Coluna de 14/2
(próxima coluna: 28/2)
Aqui entre nós. Vamos falar de realidade brazuca. Pois no panorama do teatro internacional, o Brasil não fica para trás de forma alguma.Seja vencendo a Quadrienal de Praga com nossos talentosos cenógrafos, seja participando ativamente de festivais internacionais, seja publicando a tradução dos textos de nossos autores em outras fronteiras. Entre muitos temas para falar dessa vez, escolhi exatamente falar um pouco mais dos autores teatrais, os nossos dramaturgos. Eles são o eixo paradigmático de qualquer montagem, direção ou interpretação e a sua estética, de acordo com seu tempo. Tudo surge da palavra. Ela, a catalisadora do pensamento, converge idéias e fatos. Representa o visível e o não- visível. Resolvi, então, rever um pouquinho a história do teatro no Brasil, em termos de lembrar quais são os nossos dramaturgos e em que contexto se enquadravam ou desenquadravam. Como eram os caciques-diretores dos caciques-atores da taba? Vamos começar bem lá do começo. Índios, selva. Terra Brasilis. Parte 1) Sabemos do século XVI as manifestações primeiras de teatro no Brasil, eram aquelas dos jesuítas com fins de catequese, onde se apresentavam sobretudo autos, consagrados à vida de santos, entre os quais se destacaria o exemplo do padre José de Anchieta. Já no século XVII, houve o natural declínio do teatro jesuítico resultando em escassas manifestações teatrais. O que se via eram representações em homenagem às comemorações cívicas ou religiosas, embora já começassem a surgir por ali alguns autores, com marcada influência do teatro espanhol. Só mesmo no século XVIII apareceu um teatro considerado regular, com o estabelecimento das primeiras casas de espetáculos como empresas e com seus elencos estáveis. Mas a repercussão do teatro francês e italiano ainda era ponto de referencia estética muito forte. Totalmente dominante. A figura considerada como mais notável do período é o dramaturgo Antônio José O Judeu (1705-1739) cujas comédias e tragicomédias, embora ainda ao gosto ibérico, teriam papel importante na formação do teatro brasileiro.

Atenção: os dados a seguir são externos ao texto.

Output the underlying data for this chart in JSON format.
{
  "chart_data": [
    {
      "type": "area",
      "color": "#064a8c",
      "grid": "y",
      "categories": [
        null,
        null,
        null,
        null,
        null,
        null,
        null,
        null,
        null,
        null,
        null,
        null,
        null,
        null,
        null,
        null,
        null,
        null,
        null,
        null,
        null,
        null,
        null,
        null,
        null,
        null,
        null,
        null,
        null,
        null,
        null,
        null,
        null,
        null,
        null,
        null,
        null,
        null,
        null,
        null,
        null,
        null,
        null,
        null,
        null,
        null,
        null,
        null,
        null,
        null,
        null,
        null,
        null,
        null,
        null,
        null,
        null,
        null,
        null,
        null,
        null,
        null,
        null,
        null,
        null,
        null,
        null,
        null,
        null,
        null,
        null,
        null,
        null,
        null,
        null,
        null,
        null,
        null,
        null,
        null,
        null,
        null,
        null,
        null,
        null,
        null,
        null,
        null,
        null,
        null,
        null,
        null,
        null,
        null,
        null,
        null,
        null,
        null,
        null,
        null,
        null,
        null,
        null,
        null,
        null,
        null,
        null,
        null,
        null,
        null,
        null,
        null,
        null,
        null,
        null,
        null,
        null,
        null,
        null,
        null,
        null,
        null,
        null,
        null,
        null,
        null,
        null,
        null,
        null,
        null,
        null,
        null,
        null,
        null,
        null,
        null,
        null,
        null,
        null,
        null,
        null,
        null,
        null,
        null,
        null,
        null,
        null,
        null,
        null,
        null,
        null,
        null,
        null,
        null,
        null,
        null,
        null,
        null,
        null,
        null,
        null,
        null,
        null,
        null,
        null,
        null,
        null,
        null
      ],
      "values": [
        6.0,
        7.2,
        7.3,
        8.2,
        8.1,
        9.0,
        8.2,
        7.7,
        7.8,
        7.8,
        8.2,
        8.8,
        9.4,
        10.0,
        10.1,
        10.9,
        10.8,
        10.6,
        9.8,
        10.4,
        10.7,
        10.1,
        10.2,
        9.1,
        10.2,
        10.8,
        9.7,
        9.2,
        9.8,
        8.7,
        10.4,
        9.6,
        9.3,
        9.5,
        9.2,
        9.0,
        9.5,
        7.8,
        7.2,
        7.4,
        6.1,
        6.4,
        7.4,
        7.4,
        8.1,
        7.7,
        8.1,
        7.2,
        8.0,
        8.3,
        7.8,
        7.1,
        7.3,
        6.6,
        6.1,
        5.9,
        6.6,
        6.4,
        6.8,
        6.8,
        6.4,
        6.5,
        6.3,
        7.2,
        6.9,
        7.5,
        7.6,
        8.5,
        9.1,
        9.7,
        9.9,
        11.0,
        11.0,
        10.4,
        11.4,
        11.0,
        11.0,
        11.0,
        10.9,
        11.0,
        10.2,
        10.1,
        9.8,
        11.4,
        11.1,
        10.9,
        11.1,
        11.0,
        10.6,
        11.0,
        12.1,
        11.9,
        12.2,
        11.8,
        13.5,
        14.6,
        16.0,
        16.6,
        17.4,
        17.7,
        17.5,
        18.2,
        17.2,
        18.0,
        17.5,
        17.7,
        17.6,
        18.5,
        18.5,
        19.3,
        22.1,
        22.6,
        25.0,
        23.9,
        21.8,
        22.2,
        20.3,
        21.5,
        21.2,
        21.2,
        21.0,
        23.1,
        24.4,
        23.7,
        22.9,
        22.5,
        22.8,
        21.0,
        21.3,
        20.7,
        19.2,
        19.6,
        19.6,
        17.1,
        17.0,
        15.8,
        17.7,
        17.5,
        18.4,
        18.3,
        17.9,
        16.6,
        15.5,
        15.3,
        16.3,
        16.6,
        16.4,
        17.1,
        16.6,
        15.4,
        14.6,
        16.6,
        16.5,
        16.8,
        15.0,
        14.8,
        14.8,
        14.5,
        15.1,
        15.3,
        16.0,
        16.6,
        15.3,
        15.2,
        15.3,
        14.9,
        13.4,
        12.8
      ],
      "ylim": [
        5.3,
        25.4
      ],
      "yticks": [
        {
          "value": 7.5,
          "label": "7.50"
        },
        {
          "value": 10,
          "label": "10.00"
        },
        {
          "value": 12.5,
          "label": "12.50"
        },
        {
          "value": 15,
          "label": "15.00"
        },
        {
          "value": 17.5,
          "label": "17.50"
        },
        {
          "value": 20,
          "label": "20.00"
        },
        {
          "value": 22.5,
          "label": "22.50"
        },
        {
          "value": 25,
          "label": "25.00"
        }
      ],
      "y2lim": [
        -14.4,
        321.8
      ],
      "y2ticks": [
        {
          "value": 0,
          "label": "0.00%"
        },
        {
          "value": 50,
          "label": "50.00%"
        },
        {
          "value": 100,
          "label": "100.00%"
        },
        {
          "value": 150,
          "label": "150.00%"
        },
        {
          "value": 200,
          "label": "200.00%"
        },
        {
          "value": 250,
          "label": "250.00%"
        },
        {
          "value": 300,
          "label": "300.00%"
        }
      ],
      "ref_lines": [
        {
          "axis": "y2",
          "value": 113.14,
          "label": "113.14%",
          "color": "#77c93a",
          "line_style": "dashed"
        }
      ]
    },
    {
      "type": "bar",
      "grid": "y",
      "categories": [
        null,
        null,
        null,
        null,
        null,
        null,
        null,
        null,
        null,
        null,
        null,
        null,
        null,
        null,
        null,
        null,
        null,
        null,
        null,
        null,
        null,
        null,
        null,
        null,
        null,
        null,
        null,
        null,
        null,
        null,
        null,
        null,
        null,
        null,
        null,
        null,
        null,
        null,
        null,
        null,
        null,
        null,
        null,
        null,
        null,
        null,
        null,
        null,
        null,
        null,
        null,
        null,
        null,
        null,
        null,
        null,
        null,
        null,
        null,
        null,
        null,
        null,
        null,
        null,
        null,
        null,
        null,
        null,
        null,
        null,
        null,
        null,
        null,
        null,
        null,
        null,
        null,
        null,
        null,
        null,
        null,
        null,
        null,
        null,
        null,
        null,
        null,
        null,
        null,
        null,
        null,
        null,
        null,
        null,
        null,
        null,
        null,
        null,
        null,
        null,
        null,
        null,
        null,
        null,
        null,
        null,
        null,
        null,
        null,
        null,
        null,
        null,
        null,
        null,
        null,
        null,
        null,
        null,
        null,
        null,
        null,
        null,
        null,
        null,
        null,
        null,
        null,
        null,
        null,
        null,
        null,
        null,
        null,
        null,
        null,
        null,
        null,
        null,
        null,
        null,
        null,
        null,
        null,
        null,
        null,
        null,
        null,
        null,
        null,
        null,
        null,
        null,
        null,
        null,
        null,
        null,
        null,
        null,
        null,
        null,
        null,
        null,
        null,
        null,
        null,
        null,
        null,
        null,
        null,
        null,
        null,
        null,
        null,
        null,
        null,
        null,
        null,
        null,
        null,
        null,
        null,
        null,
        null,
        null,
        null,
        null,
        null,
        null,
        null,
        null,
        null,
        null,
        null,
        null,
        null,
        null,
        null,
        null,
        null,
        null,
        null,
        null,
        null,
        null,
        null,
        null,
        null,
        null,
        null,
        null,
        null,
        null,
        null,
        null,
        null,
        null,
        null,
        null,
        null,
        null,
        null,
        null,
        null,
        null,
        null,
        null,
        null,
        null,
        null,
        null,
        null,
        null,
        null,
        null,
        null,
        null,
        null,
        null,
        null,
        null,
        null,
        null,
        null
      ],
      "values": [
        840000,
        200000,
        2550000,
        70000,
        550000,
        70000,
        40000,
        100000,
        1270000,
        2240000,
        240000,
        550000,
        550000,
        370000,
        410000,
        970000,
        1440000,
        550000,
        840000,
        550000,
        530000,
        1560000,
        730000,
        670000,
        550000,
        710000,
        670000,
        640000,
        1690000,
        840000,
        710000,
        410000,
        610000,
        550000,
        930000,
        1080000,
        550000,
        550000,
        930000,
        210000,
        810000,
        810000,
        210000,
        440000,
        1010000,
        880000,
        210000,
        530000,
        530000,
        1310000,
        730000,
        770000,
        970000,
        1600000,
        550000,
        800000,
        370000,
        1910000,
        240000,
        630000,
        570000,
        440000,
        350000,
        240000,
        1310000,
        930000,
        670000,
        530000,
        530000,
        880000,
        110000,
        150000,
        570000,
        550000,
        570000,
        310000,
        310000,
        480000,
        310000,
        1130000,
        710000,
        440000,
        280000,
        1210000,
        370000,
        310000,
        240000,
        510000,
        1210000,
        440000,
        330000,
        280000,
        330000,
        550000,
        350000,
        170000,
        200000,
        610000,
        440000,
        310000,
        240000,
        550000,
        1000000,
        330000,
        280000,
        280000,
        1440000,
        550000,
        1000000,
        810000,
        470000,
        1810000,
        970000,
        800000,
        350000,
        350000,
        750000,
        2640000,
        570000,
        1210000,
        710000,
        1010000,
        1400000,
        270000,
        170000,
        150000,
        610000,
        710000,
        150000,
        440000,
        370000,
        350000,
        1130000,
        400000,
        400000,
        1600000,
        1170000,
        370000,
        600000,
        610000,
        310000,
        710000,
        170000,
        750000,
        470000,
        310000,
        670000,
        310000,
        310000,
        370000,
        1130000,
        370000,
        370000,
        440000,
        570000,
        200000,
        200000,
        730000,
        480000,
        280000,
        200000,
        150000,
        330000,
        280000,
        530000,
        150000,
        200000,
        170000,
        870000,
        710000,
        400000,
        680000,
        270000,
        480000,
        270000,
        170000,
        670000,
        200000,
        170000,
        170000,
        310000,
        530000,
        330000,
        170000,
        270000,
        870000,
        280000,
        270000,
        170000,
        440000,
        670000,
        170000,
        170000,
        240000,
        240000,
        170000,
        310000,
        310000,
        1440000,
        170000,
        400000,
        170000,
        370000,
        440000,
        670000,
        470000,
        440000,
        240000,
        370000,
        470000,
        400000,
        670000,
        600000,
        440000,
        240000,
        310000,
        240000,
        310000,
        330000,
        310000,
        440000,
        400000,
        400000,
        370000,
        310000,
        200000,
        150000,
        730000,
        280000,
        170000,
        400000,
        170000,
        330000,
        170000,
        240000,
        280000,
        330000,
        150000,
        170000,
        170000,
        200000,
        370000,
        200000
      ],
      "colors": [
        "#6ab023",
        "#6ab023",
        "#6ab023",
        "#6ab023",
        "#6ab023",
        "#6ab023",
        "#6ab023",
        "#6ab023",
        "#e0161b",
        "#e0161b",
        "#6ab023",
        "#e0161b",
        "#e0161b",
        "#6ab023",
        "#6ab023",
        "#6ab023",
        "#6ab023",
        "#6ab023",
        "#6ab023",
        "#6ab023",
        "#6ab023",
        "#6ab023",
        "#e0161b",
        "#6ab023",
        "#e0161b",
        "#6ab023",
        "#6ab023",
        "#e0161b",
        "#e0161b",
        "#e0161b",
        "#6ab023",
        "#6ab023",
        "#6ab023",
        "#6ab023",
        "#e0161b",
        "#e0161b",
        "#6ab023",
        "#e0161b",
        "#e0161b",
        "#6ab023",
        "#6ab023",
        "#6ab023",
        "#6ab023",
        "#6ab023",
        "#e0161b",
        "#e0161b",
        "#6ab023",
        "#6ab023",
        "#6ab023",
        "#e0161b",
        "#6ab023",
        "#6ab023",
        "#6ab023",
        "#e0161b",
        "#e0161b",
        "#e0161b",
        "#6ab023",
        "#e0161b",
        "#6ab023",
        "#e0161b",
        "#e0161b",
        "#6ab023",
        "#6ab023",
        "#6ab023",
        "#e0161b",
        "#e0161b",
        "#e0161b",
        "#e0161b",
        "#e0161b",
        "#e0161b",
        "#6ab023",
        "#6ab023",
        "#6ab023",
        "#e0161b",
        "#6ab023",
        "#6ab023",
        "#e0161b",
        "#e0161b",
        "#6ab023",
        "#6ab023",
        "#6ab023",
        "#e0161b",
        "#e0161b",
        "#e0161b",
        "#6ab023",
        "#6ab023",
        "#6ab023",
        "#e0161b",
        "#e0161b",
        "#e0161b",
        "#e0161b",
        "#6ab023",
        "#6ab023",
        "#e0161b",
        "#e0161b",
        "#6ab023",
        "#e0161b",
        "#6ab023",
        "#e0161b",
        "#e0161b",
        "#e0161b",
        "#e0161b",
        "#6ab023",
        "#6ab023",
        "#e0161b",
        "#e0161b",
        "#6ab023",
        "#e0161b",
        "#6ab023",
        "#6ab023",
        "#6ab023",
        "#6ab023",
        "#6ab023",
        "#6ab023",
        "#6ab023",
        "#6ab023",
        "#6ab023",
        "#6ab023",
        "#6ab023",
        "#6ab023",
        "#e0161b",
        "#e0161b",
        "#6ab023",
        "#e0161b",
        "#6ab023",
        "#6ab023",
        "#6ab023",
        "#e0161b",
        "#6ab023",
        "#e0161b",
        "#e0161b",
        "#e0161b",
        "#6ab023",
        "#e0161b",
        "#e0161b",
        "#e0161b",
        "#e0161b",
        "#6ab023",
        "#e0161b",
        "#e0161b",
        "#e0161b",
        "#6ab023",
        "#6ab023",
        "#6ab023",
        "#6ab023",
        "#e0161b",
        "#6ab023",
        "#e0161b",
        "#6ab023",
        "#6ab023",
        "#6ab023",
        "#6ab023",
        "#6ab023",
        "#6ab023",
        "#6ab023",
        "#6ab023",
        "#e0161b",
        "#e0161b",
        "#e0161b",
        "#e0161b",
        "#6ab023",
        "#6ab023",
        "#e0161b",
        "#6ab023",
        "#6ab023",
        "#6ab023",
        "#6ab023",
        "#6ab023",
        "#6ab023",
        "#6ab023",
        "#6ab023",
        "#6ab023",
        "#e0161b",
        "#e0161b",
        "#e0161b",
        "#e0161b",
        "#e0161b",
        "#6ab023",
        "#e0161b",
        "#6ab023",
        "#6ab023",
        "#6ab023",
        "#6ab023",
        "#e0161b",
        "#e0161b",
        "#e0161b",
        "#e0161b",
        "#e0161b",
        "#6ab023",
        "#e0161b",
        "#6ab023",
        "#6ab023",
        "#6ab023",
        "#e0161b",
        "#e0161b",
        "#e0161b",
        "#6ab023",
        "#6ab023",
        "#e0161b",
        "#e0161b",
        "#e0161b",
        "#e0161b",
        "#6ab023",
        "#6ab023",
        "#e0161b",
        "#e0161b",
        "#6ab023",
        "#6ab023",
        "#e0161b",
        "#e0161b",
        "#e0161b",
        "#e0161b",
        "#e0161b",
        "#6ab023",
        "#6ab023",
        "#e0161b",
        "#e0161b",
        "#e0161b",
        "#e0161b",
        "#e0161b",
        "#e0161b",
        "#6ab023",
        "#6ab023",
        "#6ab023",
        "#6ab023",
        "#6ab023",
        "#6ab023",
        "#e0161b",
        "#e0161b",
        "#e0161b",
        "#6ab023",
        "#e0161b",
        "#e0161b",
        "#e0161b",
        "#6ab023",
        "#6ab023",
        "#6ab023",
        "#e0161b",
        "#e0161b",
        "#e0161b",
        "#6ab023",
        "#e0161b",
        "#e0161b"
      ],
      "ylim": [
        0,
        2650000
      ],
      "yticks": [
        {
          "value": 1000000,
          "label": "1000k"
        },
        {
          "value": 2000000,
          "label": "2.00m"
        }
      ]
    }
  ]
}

O autor e a tal da nacionalidade
No século XIX, até o ano de 1838, inicia-se a esperada transição a um teatro nacional impulsionada pelos sucessos políticos da Independência em 1822 e da abdicação de D. Pedro I em 1831. Finalmente organiza-se o primeiro elenco dramático brasileiro a seguir em 1833 e a primeira regulamentação do teatro. Impulso fundamental dado. Início de uma organização mais oficializada. Começando a fazer a história toda funcionar. Aqui nesse momento, foi traçado o destino do que virou nossos direitos, nesse aspecto artístico e político das regras do jogo cênico.
Com o romantismo de 1838 a 1870, instalou-se um teatro deliberado e acentuadamente nacionalista, iniciado com a tragédia Antônio José em 1838, de Gonçalves de Magalhães e com a criação da comédia de costumes brasileira por Martins Pena, um de seus melhores representantes. Os gêneros: tragédia, comédia, drama - diversificados, no qual se sobressaía o autor Gonçalves Dias. E os processos cênicos se renovaram e nacionalizaram, eliminando a fala portuguesa na cena e fixando diretrizes de representação, sobretudo por empenho extraordinário das performances do ator João Caetano.

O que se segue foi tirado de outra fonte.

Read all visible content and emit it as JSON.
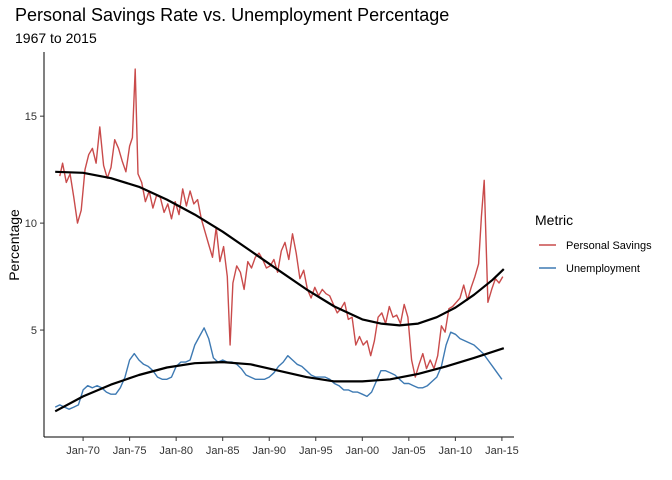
{
  "chart_data": {
    "type": "line",
    "title": "Personal Savings Rate vs. Unemployment Percentage",
    "subtitle": "1967 to 2015",
    "xlabel": "",
    "ylabel": "Percentage",
    "xlim": [
      1965.8,
      2016.3
    ],
    "ylim": [
      0,
      18
    ],
    "x_ticks": [
      {
        "value": 1970,
        "label": "Jan-70"
      },
      {
        "value": 1975,
        "label": "Jan-75"
      },
      {
        "value": 1980,
        "label": "Jan-80"
      },
      {
        "value": 1985,
        "label": "Jan-85"
      },
      {
        "value": 1990,
        "label": "Jan-90"
      },
      {
        "value": 1995,
        "label": "Jan-95"
      },
      {
        "value": 2000,
        "label": "Jan-00"
      },
      {
        "value": 2005,
        "label": "Jan-05"
      },
      {
        "value": 2010,
        "label": "Jan-10"
      },
      {
        "value": 2015,
        "label": "Jan-15"
      }
    ],
    "y_ticks": [
      {
        "value": 5,
        "label": "5"
      },
      {
        "value": 10,
        "label": "10"
      },
      {
        "value": 15,
        "label": "15"
      }
    ],
    "grid": false,
    "legend": {
      "title": "Metric",
      "position": "right"
    },
    "series": [
      {
        "name": "Personal Savings",
        "color": "#C94B4B",
        "x": [
          1967.5,
          1967.8,
          1968.2,
          1968.6,
          1969.0,
          1969.4,
          1969.8,
          1970.2,
          1970.6,
          1971.0,
          1971.4,
          1971.8,
          1972.2,
          1972.6,
          1973.0,
          1973.4,
          1973.8,
          1974.2,
          1974.6,
          1975.0,
          1975.3,
          1975.6,
          1975.9,
          1976.3,
          1976.7,
          1977.1,
          1977.5,
          1977.9,
          1978.3,
          1978.7,
          1979.1,
          1979.5,
          1979.9,
          1980.3,
          1980.7,
          1981.1,
          1981.5,
          1981.9,
          1982.3,
          1982.7,
          1983.1,
          1983.5,
          1983.9,
          1984.3,
          1984.7,
          1985.1,
          1985.5,
          1985.8,
          1986.1,
          1986.5,
          1986.9,
          1987.3,
          1987.7,
          1988.1,
          1988.5,
          1988.9,
          1989.3,
          1989.7,
          1990.1,
          1990.5,
          1990.9,
          1991.3,
          1991.7,
          1992.1,
          1992.5,
          1992.9,
          1993.3,
          1993.7,
          1994.1,
          1994.5,
          1994.9,
          1995.3,
          1995.7,
          1996.1,
          1996.5,
          1996.9,
          1997.3,
          1997.7,
          1998.1,
          1998.5,
          1998.9,
          1999.3,
          1999.7,
          2000.1,
          2000.5,
          2000.9,
          2001.3,
          2001.7,
          2002.1,
          2002.5,
          2002.9,
          2003.3,
          2003.7,
          2004.1,
          2004.5,
          2004.9,
          2005.3,
          2005.7,
          2006.1,
          2006.5,
          2006.9,
          2007.3,
          2007.7,
          2008.1,
          2008.5,
          2008.9,
          2009.3,
          2009.7,
          2010.1,
          2010.5,
          2010.9,
          2011.3,
          2011.7,
          2012.1,
          2012.5,
          2012.8,
          2013.1,
          2013.5,
          2013.9,
          2014.3,
          2014.7,
          2015.1
        ],
        "values": [
          12.2,
          12.8,
          11.9,
          12.3,
          11.2,
          10.0,
          10.6,
          12.5,
          13.2,
          13.5,
          12.8,
          14.5,
          12.7,
          12.1,
          12.6,
          13.9,
          13.5,
          12.9,
          12.4,
          13.6,
          14.0,
          17.2,
          12.3,
          11.9,
          11.0,
          11.5,
          10.7,
          11.3,
          11.2,
          10.5,
          10.9,
          10.2,
          11.0,
          10.4,
          11.6,
          10.8,
          11.5,
          10.9,
          11.1,
          10.2,
          9.6,
          9.0,
          8.4,
          9.8,
          8.2,
          8.9,
          7.5,
          4.3,
          7.2,
          8.0,
          7.7,
          6.9,
          8.2,
          7.9,
          8.4,
          8.6,
          8.3,
          7.9,
          8.0,
          8.3,
          7.7,
          8.7,
          9.1,
          8.3,
          9.5,
          8.6,
          7.4,
          7.8,
          6.9,
          6.5,
          7.0,
          6.6,
          6.9,
          6.7,
          6.6,
          6.2,
          5.8,
          6.0,
          6.3,
          5.5,
          5.6,
          4.3,
          4.7,
          4.3,
          4.5,
          3.8,
          4.5,
          5.6,
          5.8,
          5.3,
          6.1,
          5.6,
          5.7,
          5.3,
          6.2,
          5.6,
          3.6,
          2.8,
          3.4,
          3.9,
          3.2,
          3.6,
          3.2,
          3.8,
          5.2,
          4.9,
          6.0,
          6.1,
          6.3,
          6.5,
          7.1,
          6.4,
          7.0,
          7.5,
          8.1,
          10.3,
          12.0,
          6.3,
          6.9,
          7.4,
          7.2,
          7.5
        ]
      },
      {
        "name": "Unemployment",
        "color": "#3E7AB3",
        "x": [
          1967.0,
          1967.5,
          1968.0,
          1968.5,
          1969.0,
          1969.5,
          1970.0,
          1970.5,
          1971.0,
          1971.5,
          1972.0,
          1972.5,
          1973.0,
          1973.5,
          1974.0,
          1974.5,
          1975.0,
          1975.5,
          1976.0,
          1976.5,
          1977.0,
          1977.5,
          1978.0,
          1978.5,
          1979.0,
          1979.5,
          1980.0,
          1980.5,
          1981.0,
          1981.5,
          1982.0,
          1982.5,
          1983.0,
          1983.5,
          1984.0,
          1984.5,
          1985.0,
          1985.5,
          1986.0,
          1986.5,
          1987.0,
          1987.5,
          1988.0,
          1988.5,
          1989.0,
          1989.5,
          1990.0,
          1990.5,
          1991.0,
          1991.5,
          1992.0,
          1992.5,
          1993.0,
          1993.5,
          1994.0,
          1994.5,
          1995.0,
          1995.5,
          1996.0,
          1996.5,
          1997.0,
          1997.5,
          1998.0,
          1998.5,
          1999.0,
          1999.5,
          2000.0,
          2000.5,
          2001.0,
          2001.5,
          2002.0,
          2002.5,
          2003.0,
          2003.5,
          2004.0,
          2004.5,
          2005.0,
          2005.5,
          2006.0,
          2006.5,
          2007.0,
          2007.5,
          2008.0,
          2008.5,
          2009.0,
          2009.5,
          2010.0,
          2010.5,
          2011.0,
          2011.5,
          2012.0,
          2012.5,
          2013.0,
          2013.5,
          2014.0,
          2014.5,
          2015.0
        ],
        "values": [
          1.4,
          1.5,
          1.4,
          1.3,
          1.4,
          1.5,
          2.2,
          2.4,
          2.3,
          2.4,
          2.3,
          2.1,
          2.0,
          2.0,
          2.3,
          2.8,
          3.6,
          3.9,
          3.6,
          3.4,
          3.3,
          3.1,
          2.8,
          2.7,
          2.7,
          2.8,
          3.3,
          3.5,
          3.5,
          3.6,
          4.3,
          4.7,
          5.1,
          4.6,
          3.7,
          3.5,
          3.6,
          3.5,
          3.5,
          3.4,
          3.2,
          2.9,
          2.8,
          2.7,
          2.7,
          2.7,
          2.8,
          3.0,
          3.3,
          3.5,
          3.8,
          3.6,
          3.4,
          3.3,
          3.1,
          2.9,
          2.8,
          2.8,
          2.8,
          2.7,
          2.5,
          2.4,
          2.2,
          2.2,
          2.1,
          2.1,
          2.0,
          1.9,
          2.1,
          2.6,
          3.1,
          3.1,
          3.0,
          2.9,
          2.7,
          2.5,
          2.5,
          2.4,
          2.3,
          2.3,
          2.4,
          2.6,
          2.8,
          3.3,
          4.3,
          4.9,
          4.8,
          4.6,
          4.5,
          4.4,
          4.3,
          4.1,
          3.9,
          3.6,
          3.3,
          3.0,
          2.7
        ]
      }
    ],
    "trend_lines": [
      {
        "color": "#000000",
        "x": [
          1967.0,
          1970,
          1973,
          1976,
          1979,
          1982,
          1985,
          1988,
          1991,
          1994,
          1997,
          2000,
          2002,
          2004,
          2006,
          2008,
          2010,
          2012,
          2014,
          2015.2
        ],
        "values": [
          12.4,
          12.35,
          12.1,
          11.7,
          11.1,
          10.4,
          9.6,
          8.7,
          7.8,
          6.9,
          6.1,
          5.5,
          5.3,
          5.22,
          5.3,
          5.6,
          6.05,
          6.65,
          7.35,
          7.85
        ]
      },
      {
        "color": "#000000",
        "x": [
          1967.0,
          1970,
          1973,
          1976,
          1979,
          1982,
          1985,
          1988,
          1991,
          1994,
          1997,
          2000,
          2003,
          2006,
          2009,
          2012,
          2015.2
        ],
        "values": [
          1.2,
          1.9,
          2.45,
          2.9,
          3.25,
          3.45,
          3.5,
          3.4,
          3.1,
          2.8,
          2.6,
          2.6,
          2.7,
          2.95,
          3.3,
          3.7,
          4.15
        ]
      }
    ]
  }
}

Quando finalmente de 1850 em diante, os autores românticos considerados mais importantes, como José de Alencar e Joaquim Manuel de Macedo, passaram a escrever também para teatro e decididamente se tornavam dramaturgos, disputando cada vez mais a concorrência estrangeira, o gosto do público, atraindo muitos com seu apelo a uma estética e um espírito brasileiro na temática e na produção. Instalava-se a fala brasileira no palco. A representação da gente mesmo pela gente. Pelos nossos autores.

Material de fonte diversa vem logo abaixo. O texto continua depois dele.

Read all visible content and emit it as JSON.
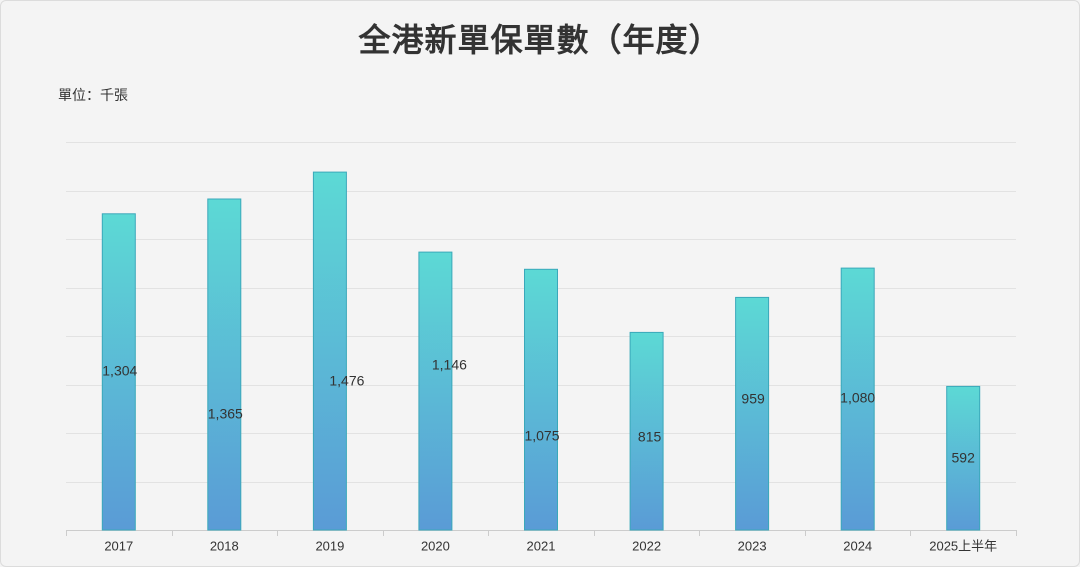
{
  "colors": {
    "background": "#f4f4f4",
    "bar_top": "#5cd9d5",
    "bar_bottom": "#5a9bd6",
    "bar_stroke": "#3aa8ba",
    "gridline": "#e2e2e2",
    "axis": "#cccccc",
    "text": "#333333"
  },
  "chart_data": {
    "type": "bar",
    "title": "全港新單保單數（年度）",
    "unit_label": "單位：千張",
    "categories": [
      "2017",
      "2018",
      "2019",
      "2020",
      "2021",
      "2022",
      "2023",
      "2024",
      "2025上半年"
    ],
    "values": [
      1304,
      1365,
      1476,
      1146,
      1075,
      815,
      959,
      1080,
      592
    ],
    "data_labels": [
      "1,304",
      "1,365",
      "1,476",
      "1,146",
      "1,075",
      "815",
      "959",
      "1,080",
      "592"
    ],
    "xlabel": "",
    "ylabel": "",
    "ylim": [
      0,
      1600
    ],
    "grid": true
  }
}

Entretanto, no período de 1855 aos primeiros anos do século XX, surgiu, em um primeiro momento, a experiência realista, com os chamados "dramas de casaca" e a preocupação com a "verdade" na arte. Foi fundada a Ópera Lírica Nacional, em 1857, e a primeira Escola de Arte Dramática, em 1861, no Rio de Janeiro. A comédia de costumes permaneceu com força, mantendo sua evolução e ritmo, tendo em França Júnior um novo e significativo autor. Nesse período, tudo em volta muito fértil e multiplicaram-se autores e obras também em outros gêneros, mas com alguns preferidos, tendo em Coelho Neto um dos autores mais prolíficos.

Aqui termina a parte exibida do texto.